AUTHOR: Jarrett Stevens
PUBLISHER: Grand Rapids, MI: Zondervan, 2015, (160 pages).
1) Coming From
2) Belonging To
Understanding our role in life begins with understanding of our own history and our source of being. We are made for community, just like the three persons of the Triune Godhead. We learn to ask of who God is, and who we are. After a brief narrative about life in the perfect garden, we read about the regrettable end of this paradise when Adam and Eve chose evil. The bible story move from how man who is of God, chose otherwise, leading us to the next word. Our story begins of God.
The second word is BETWEEN, which speaks of the separation of man and the consequences as narrated throughout the Old Testament. This is about how sin had corrupted the world and led to the disobedience of man. Between separation and restoration; the first Adam and the second; between us and others; between the fulfillment of the covenants; covenants and commandments; and so on, we read about the consequences of being separated from God. Our story has its promises and punishments. Separated by sin, we live in the in-between of despair and hope.
The third word is WITH, which is essentially the New Testament gospel narratives from Matthew to Acts. The key phrase is "God WITH us" symbolizing how Jesus dwells among us. We receive the promise that God will always be with us. The ministry, the accusation, the arrest, the crucifixion, the death, and the resurrection, all show the ways Christ is present with us, suffering with us, and bringing hope to us. It is about God's initiative to come save us and give us a new world. We have a new way to be with God, through the Person of Jesus.
The fourth word is IN, which deals with the rest of the New Testament. We are invited to trust, to live, and to look forward to the new Jerusalem. This is also the story of the Church, and the powerful workings of the Holy Spirit upon the people of God.

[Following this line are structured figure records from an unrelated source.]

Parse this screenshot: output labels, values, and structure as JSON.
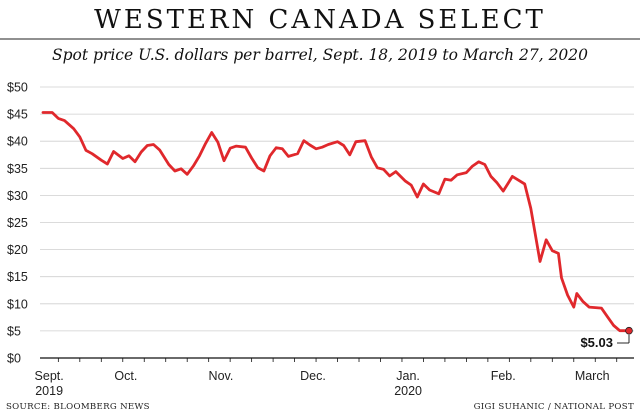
{
  "chart_data": {
    "type": "line",
    "title": "WESTERN CANADA SELECT",
    "subtitle": "Spot price U.S. dollars per barrel, Sept. 18, 2019 to March 27, 2020",
    "xlabel": "",
    "ylabel": "",
    "ylim": [
      0,
      50
    ],
    "yticks": [
      "$0",
      "$5",
      "$10",
      "$15",
      "$20",
      "$25",
      "$30",
      "$35",
      "$40",
      "$45",
      "$50"
    ],
    "xlim": [
      "2019-09-18",
      "2020-03-27"
    ],
    "xticks": [
      {
        "label": "Sept.",
        "sublabel": "2019",
        "date": "2019-09-20"
      },
      {
        "label": "Oct.",
        "date": "2019-10-15"
      },
      {
        "label": "Nov.",
        "date": "2019-11-15"
      },
      {
        "label": "Dec.",
        "date": "2019-12-15"
      },
      {
        "label": "Jan.",
        "sublabel": "2020",
        "date": "2020-01-15"
      },
      {
        "label": "Feb.",
        "date": "2020-02-15"
      },
      {
        "label": "March",
        "date": "2020-03-15"
      }
    ],
    "grid": true,
    "legend": "none",
    "series_color": "#e0282c",
    "x": [
      "2019-09-18",
      "2019-09-21",
      "2019-09-23",
      "2019-09-25",
      "2019-09-28",
      "2019-09-30",
      "2019-10-02",
      "2019-10-04",
      "2019-10-07",
      "2019-10-09",
      "2019-10-11",
      "2019-10-14",
      "2019-10-16",
      "2019-10-18",
      "2019-10-20",
      "2019-10-22",
      "2019-10-24",
      "2019-10-26",
      "2019-10-29",
      "2019-10-31",
      "2019-11-02",
      "2019-11-04",
      "2019-11-06",
      "2019-11-08",
      "2019-11-10",
      "2019-11-12",
      "2019-11-14",
      "2019-11-16",
      "2019-11-18",
      "2019-11-20",
      "2019-11-23",
      "2019-11-25",
      "2019-11-27",
      "2019-11-29",
      "2019-12-01",
      "2019-12-03",
      "2019-12-05",
      "2019-12-07",
      "2019-12-10",
      "2019-12-12",
      "2019-12-14",
      "2019-12-16",
      "2019-12-18",
      "2019-12-20",
      "2019-12-23",
      "2019-12-25",
      "2019-12-27",
      "2019-12-29",
      "2020-01-01",
      "2020-01-03",
      "2020-01-05",
      "2020-01-07",
      "2020-01-09",
      "2020-01-11",
      "2020-01-14",
      "2020-01-16",
      "2020-01-18",
      "2020-01-20",
      "2020-01-22",
      "2020-01-25",
      "2020-01-27",
      "2020-01-29",
      "2020-01-31",
      "2020-02-03",
      "2020-02-05",
      "2020-02-07",
      "2020-02-09",
      "2020-02-11",
      "2020-02-13",
      "2020-02-15",
      "2020-02-18",
      "2020-02-20",
      "2020-02-22",
      "2020-02-24",
      "2020-02-27",
      "2020-02-29",
      "2020-03-02",
      "2020-03-04",
      "2020-03-05",
      "2020-03-07",
      "2020-03-09",
      "2020-03-10",
      "2020-03-12",
      "2020-03-14",
      "2020-03-16",
      "2020-03-18",
      "2020-03-20",
      "2020-03-22",
      "2020-03-24",
      "2020-03-25",
      "2020-03-27"
    ],
    "values": [
      45.3,
      45.3,
      44.2,
      43.8,
      42.3,
      40.8,
      38.3,
      37.7,
      36.5,
      35.8,
      38.1,
      36.8,
      37.3,
      36.2,
      38.0,
      39.2,
      39.4,
      38.4,
      35.7,
      34.5,
      34.9,
      33.9,
      35.4,
      37.3,
      39.6,
      41.6,
      39.8,
      36.4,
      38.7,
      39.1,
      38.9,
      36.9,
      35.1,
      34.5,
      37.3,
      38.8,
      38.6,
      37.2,
      37.7,
      40.1,
      39.3,
      38.6,
      38.9,
      39.4,
      39.9,
      39.2,
      37.5,
      39.9,
      40.1,
      37.1,
      35.1,
      34.8,
      33.6,
      34.4,
      32.7,
      31.9,
      29.7,
      32.1,
      31.0,
      30.3,
      33.0,
      32.8,
      33.8,
      34.2,
      35.4,
      36.2,
      35.7,
      33.5,
      32.3,
      30.8,
      33.5,
      32.8,
      32.1,
      27.6,
      17.8,
      21.8,
      19.8,
      19.3,
      14.8,
      11.6,
      9.4,
      11.9,
      10.4,
      9.4,
      9.3,
      9.2,
      7.6,
      6.0,
      5.03,
      5.03,
      5.03
    ],
    "annotations": [
      {
        "text": "$5.03",
        "date": "2020-03-27",
        "value": 5.03
      }
    ]
  },
  "credits": {
    "source": "SOURCE: BLOOMBERG NEWS",
    "author": "GIGI SUHANIC / NATIONAL POST"
  }
}
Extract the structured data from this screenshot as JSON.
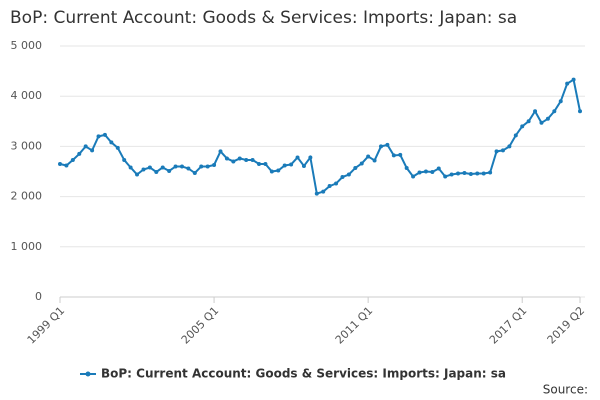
{
  "chart_data": {
    "type": "line",
    "title": "BoP: Current Account: Goods & Services: Imports: Japan: sa",
    "categories": [
      "1999 Q1",
      null,
      null,
      null,
      null,
      null,
      null,
      null,
      null,
      null,
      null,
      null,
      null,
      null,
      null,
      null,
      null,
      null,
      null,
      null,
      null,
      null,
      null,
      null,
      "2005 Q1",
      null,
      null,
      null,
      null,
      null,
      null,
      null,
      null,
      null,
      null,
      null,
      null,
      null,
      null,
      null,
      null,
      null,
      null,
      null,
      null,
      null,
      null,
      null,
      "2011 Q1",
      null,
      null,
      null,
      null,
      null,
      null,
      null,
      null,
      null,
      null,
      null,
      null,
      null,
      null,
      null,
      null,
      null,
      null,
      null,
      null,
      null,
      null,
      null,
      "2017 Q1",
      null,
      null,
      null,
      null,
      null,
      null,
      null,
      null,
      "2019 Q2"
    ],
    "series": [
      {
        "name": "BoP: Current Account: Goods & Services: Imports: Japan: sa",
        "color": "#1a7bb9",
        "values": [
          2650,
          2620,
          2730,
          2850,
          3000,
          2920,
          3200,
          3230,
          3080,
          2970,
          2730,
          2580,
          2440,
          2540,
          2580,
          2490,
          2580,
          2510,
          2600,
          2600,
          2560,
          2470,
          2600,
          2600,
          2630,
          2900,
          2760,
          2700,
          2760,
          2730,
          2730,
          2650,
          2650,
          2500,
          2520,
          2620,
          2640,
          2780,
          2610,
          2780,
          2060,
          2100,
          2210,
          2260,
          2390,
          2440,
          2570,
          2660,
          2800,
          2720,
          3000,
          3030,
          2820,
          2830,
          2570,
          2400,
          2480,
          2500,
          2490,
          2560,
          2400,
          2440,
          2460,
          2470,
          2450,
          2460,
          2460,
          2480,
          2900,
          2920,
          3000,
          3220,
          3400,
          3500,
          3700,
          3470,
          3550,
          3700,
          3900,
          4250,
          4330,
          3700
        ]
      }
    ],
    "ylim": [
      0,
      5000
    ],
    "yticks": [
      0,
      {
        "value": 1000,
        "label": "1 000"
      },
      {
        "value": 2000,
        "label": "2 000"
      },
      {
        "value": 3000,
        "label": "3 000"
      },
      {
        "value": 4000,
        "label": "4 000"
      },
      {
        "value": 5000,
        "label": "5 000"
      }
    ],
    "grid": true,
    "legend": "bottom",
    "source": "Source:"
  }
}
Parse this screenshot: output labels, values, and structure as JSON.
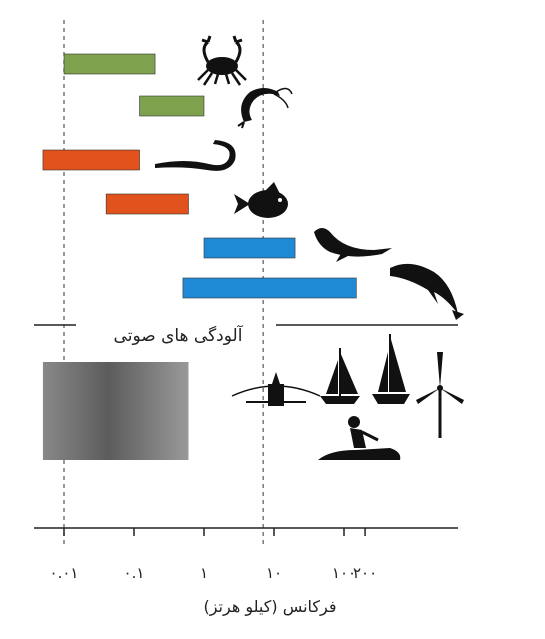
{
  "chart_data": {
    "type": "bar",
    "subtype": "horizontal-range",
    "x_scale": "log",
    "xlabel": "فرکانس (کیلو هرتز)",
    "xlim": [
      0.003,
      500
    ],
    "x_ticks": [
      {
        "value": 0.01,
        "label": "۰.۰۱"
      },
      {
        "value": 0.1,
        "label": "۰.۱"
      },
      {
        "value": 1,
        "label": "۱"
      },
      {
        "value": 10,
        "label": "۱۰"
      },
      {
        "value": 100,
        "label": "۱۰۰"
      },
      {
        "value": 200,
        "label": "۲۰۰"
      }
    ],
    "reference_lines": [
      0.01,
      7
    ],
    "series": [
      {
        "icon": "crab-icon",
        "range": [
          0.01,
          0.2
        ],
        "color": "#7ea14e"
      },
      {
        "icon": "shrimp-icon",
        "range": [
          0.12,
          1
        ],
        "color": "#7ea14e"
      },
      {
        "icon": "eel-icon",
        "range": [
          0.005,
          0.12
        ],
        "color": "#e2521c"
      },
      {
        "icon": "fish-icon",
        "range": [
          0.04,
          0.6
        ],
        "color": "#e2521c"
      },
      {
        "icon": "seal-icon",
        "range": [
          1,
          20
        ],
        "color": "#1e8ad6"
      },
      {
        "icon": "dolphin-icon",
        "range": [
          0.5,
          150
        ],
        "color": "#1e8ad6"
      }
    ],
    "noise_section": {
      "label": "آلودگی های صوتی",
      "range": [
        0.005,
        0.6
      ],
      "icons": [
        "boat-icon",
        "sailboat-icon",
        "sailboat-large-icon",
        "wind-turbine-icon",
        "jetski-icon"
      ]
    }
  }
}
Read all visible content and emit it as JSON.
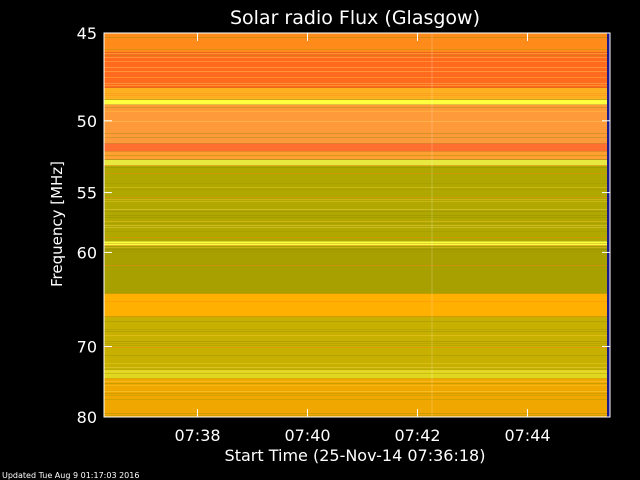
{
  "chart_data": {
    "type": "heatmap",
    "title": "Solar radio Flux (Glasgow)",
    "xlabel": "Start Time (25-Nov-14 07:36:18)",
    "ylabel": "Frequency [MHz]",
    "x_ticks": [
      "07:38",
      "07:40",
      "07:42",
      "07:44"
    ],
    "x_tick_minutes": [
      1.7,
      3.7,
      5.7,
      7.7
    ],
    "xlim_minutes": [
      0,
      9.2
    ],
    "y_ticks": [
      45,
      50,
      55,
      60,
      70,
      80
    ],
    "ylim": [
      45,
      80
    ],
    "y_scale": "reciprocal",
    "grid": false,
    "bands": [
      {
        "f0": 45.0,
        "f1": 46.0,
        "color": "#ff8c1a"
      },
      {
        "f0": 46.0,
        "f1": 48.0,
        "color": "#ff6a1f"
      },
      {
        "f0": 48.0,
        "f1": 48.7,
        "color": "#ffb020"
      },
      {
        "f0": 48.7,
        "f1": 49.0,
        "color": "#ffff40"
      },
      {
        "f0": 49.0,
        "f1": 51.5,
        "color": "#ff9a3a"
      },
      {
        "f0": 51.5,
        "f1": 52.0,
        "color": "#ff7030"
      },
      {
        "f0": 52.0,
        "f1": 52.6,
        "color": "#ffa030"
      },
      {
        "f0": 52.6,
        "f1": 53.0,
        "color": "#e8e840"
      },
      {
        "f0": 53.0,
        "f1": 59.0,
        "color": "#b0a800"
      },
      {
        "f0": 59.0,
        "f1": 59.4,
        "color": "#ffff40"
      },
      {
        "f0": 59.4,
        "f1": 64.0,
        "color": "#a8a000"
      },
      {
        "f0": 64.0,
        "f1": 66.5,
        "color": "#ffb000"
      },
      {
        "f0": 66.5,
        "f1": 73.0,
        "color": "#c8b000"
      },
      {
        "f0": 73.0,
        "f1": 74.2,
        "color": "#e0d820"
      },
      {
        "f0": 74.2,
        "f1": 80.0,
        "color": "#f0a800"
      }
    ],
    "colors": {
      "background": "#000000",
      "text": "#ffffff",
      "edge_strip": "#1a1a8c"
    }
  },
  "footer": {
    "updated": "Updated Tue Aug  9 01:17:03 2016"
  }
}
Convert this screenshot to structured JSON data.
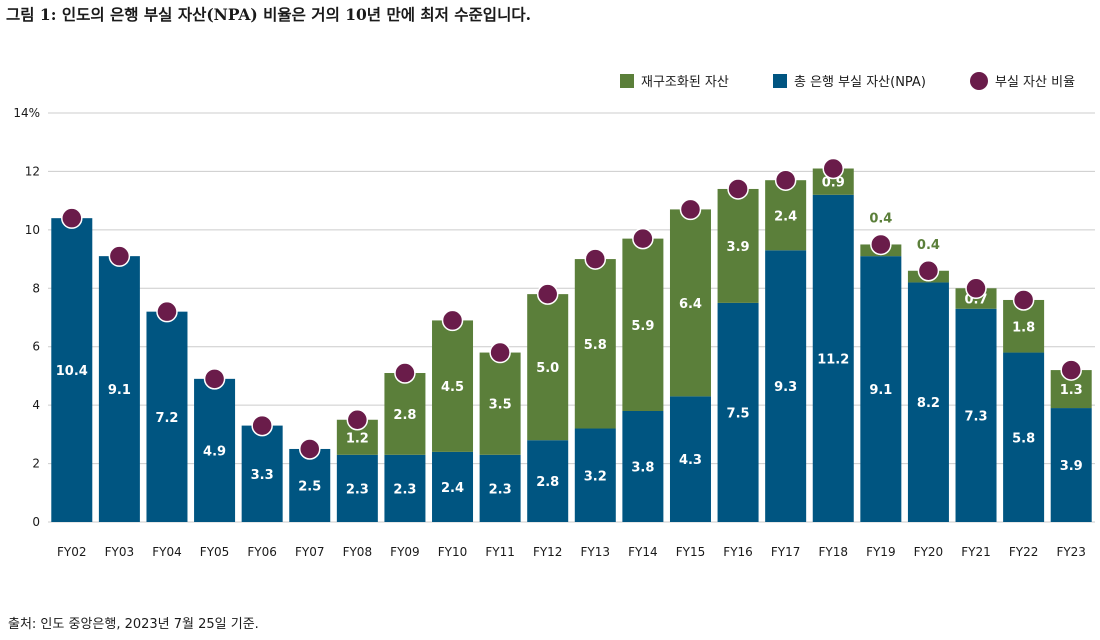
{
  "title": "그림 1: 인도의 은행 부실 자산(NPA) 비율은 거의 10년 만에 최저 수준입니다.",
  "source": "출처: 인도 중앙은행, 2023년 7월 25일 기준.",
  "colors": {
    "restructured": "#5b7f3a",
    "npa": "#005581",
    "ratio": "#6a1c4a",
    "grid": "#cccccc"
  },
  "chart_data": {
    "type": "bar",
    "stacked": true,
    "categories": [
      "FY02",
      "FY03",
      "FY04",
      "FY05",
      "FY06",
      "FY07",
      "FY08",
      "FY09",
      "FY10",
      "FY11",
      "FY12",
      "FY13",
      "FY14",
      "FY15",
      "FY16",
      "FY17",
      "FY18",
      "FY19",
      "FY20",
      "FY21",
      "FY22",
      "FY23"
    ],
    "series": [
      {
        "name": "총 은행 부실 자산(NPA)",
        "values": [
          10.4,
          9.1,
          7.2,
          4.9,
          3.3,
          2.5,
          2.3,
          2.3,
          2.4,
          2.3,
          2.8,
          3.2,
          3.8,
          4.3,
          7.5,
          9.3,
          11.2,
          9.1,
          8.2,
          7.3,
          5.8,
          3.9
        ]
      },
      {
        "name": "재구조화된 자산",
        "values": [
          0,
          0,
          0,
          0,
          0,
          0,
          1.2,
          2.8,
          4.5,
          3.5,
          5.0,
          5.8,
          5.9,
          6.4,
          3.9,
          2.4,
          0.9,
          0.4,
          0.4,
          0.7,
          1.8,
          1.3
        ]
      },
      {
        "name": "부실 자산 비율",
        "type": "scatter",
        "values": [
          10.4,
          9.1,
          7.2,
          4.9,
          3.3,
          2.5,
          3.5,
          5.1,
          6.9,
          5.8,
          7.8,
          9.0,
          9.7,
          10.7,
          11.4,
          11.7,
          12.1,
          9.5,
          8.6,
          8.0,
          7.6,
          5.2
        ]
      }
    ],
    "y_ticks": [
      "0",
      "2",
      "4",
      "6",
      "8",
      "10",
      "12",
      "14%"
    ],
    "ylim": [
      0,
      14
    ],
    "grid": true,
    "legend": "top-right"
  }
}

Personally, I find the four part framework from Genesis to Revelation a bit more understandable than the four prepositions that Stevens had proposed. Maybe it's because of my training in biblical theology. For if we want to use anything such as "four small words," there is an intuitive expectation that the words themselves be easy to understand. Yet, I find myself trying to fit the prepositions into the biblical framework laid up by Stevens. It takes me a while to eventually understand what Stevens is trying to do. Perhaps, the "four small words" should be seen more as a preview to the biblical theology framework as follows:
- Genesis 1-3
- Genesis 3 - Malachi 4
- Matthew 1 - Acts 1
- Acts 2 - Revelation 22
Rating: 4 stars of 5.
This book is provided to me courtesy of Zondervan and NetGalley in exchange for an honest review. All opinions offered above are mine unless otherwise stated or implied.